Neues Mikroskop löst Rätsel um den Transport von Botenstoffen

Hamburg. Wissenschaftler des Universitätsklinikums Eppendorf haben ein neues optisches Verfahren entwickelt, mit dem sie genauer als bisher die Informationsübertragung zwischen den Nervenzellen verfolgen können. Über ihre Arbeit berichten Prof. Thomas Oertner und seine Kollegen in der Fachzeitschrift "Neuron".

Ausgangspunkt der Experimente war ein bisher ungeklärtes Rätsel. Der Nervenbotenstoff Glutamat wird für die Informationsübertragung zwischen zwei Nervenzellen - diese Verknüpfung heißt Synapse - in kleine Bläschen (Vesikel) verpackt, die dann ihren Inhalt in den Raum zwischen den beiden Nervenenden ausschütten, den synaptischen Spalt. "Die bisherigen Lehrbücher besagen, dass nur die Hälfte der dafür vorgesehenen Vesikel in den Nervenzellen auch tatsächlich benutzt werden", sagt Oertner. Jetzt habe sich herausgestellt, dass das nur bei isolierten Nervenzellen der Fall ist, die auf Glasplatten kultiviert werden.

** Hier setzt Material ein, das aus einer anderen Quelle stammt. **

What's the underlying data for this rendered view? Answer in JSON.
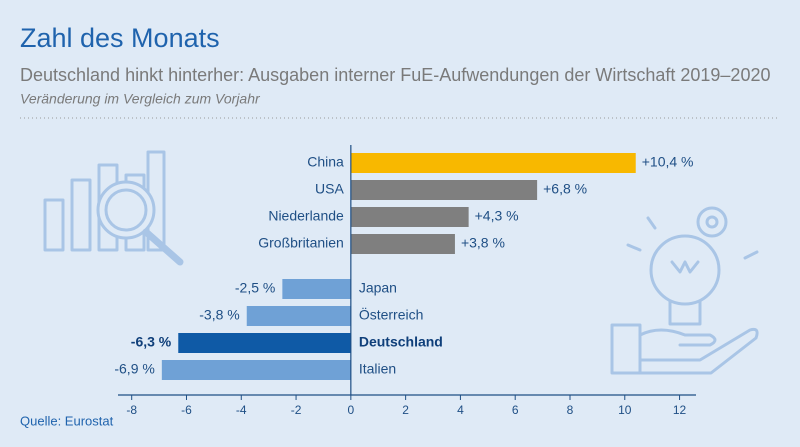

Denn die Forscher konnten mit einem sogenannten Zwei-Photonen-Mikroskop Aufnahmen von lebendem Gewebe mit einer Dicke von etwa 30 Zelllagen machen. Dafür entnahmen sie Gewebe aus dem Hippocampus von jungen Ratten, einer speziellen Hirnregion, die für das Gedächtnis zuständig ist. In einem speziellen Inkubator entwickelte sich dieses Gewebe weiter, das heißt, die Nervenzellen bildeten untereinander immer mehr Verknüpfungen.

Unter dem neuen Mikroskop zeigte sich dann: "Die Synapsen dieser Zellen nutzten die Vesikel zu 100 Prozent", sagt Oertner. Nach der Freisetzung des Glutamates wurden die Bläschen wieder in die Nervenzelle aufgenommen und dort erneut mit dem Botenstoff gefüllt, sodass immer genug davon zur Verfügung stand. Nur bei ganz jungen Nervenzellen blieb ein Reservepool von Vesikeln unbenutzt.

Die UKE-Forscher konzentrieren sich bei ihrer Forschung auf die Stabilisierung und Destabilisierung von Synapsen. "Wenn wir besser verstehen, was Synapsen stabil und instabil macht, können wir Medikamente entwickeln, die dort ansetzen und so etwa durch gezielte Destabilisierung von Synapsen im Hippocampus traumatische Erinnerungen löschen", sagt Oertner.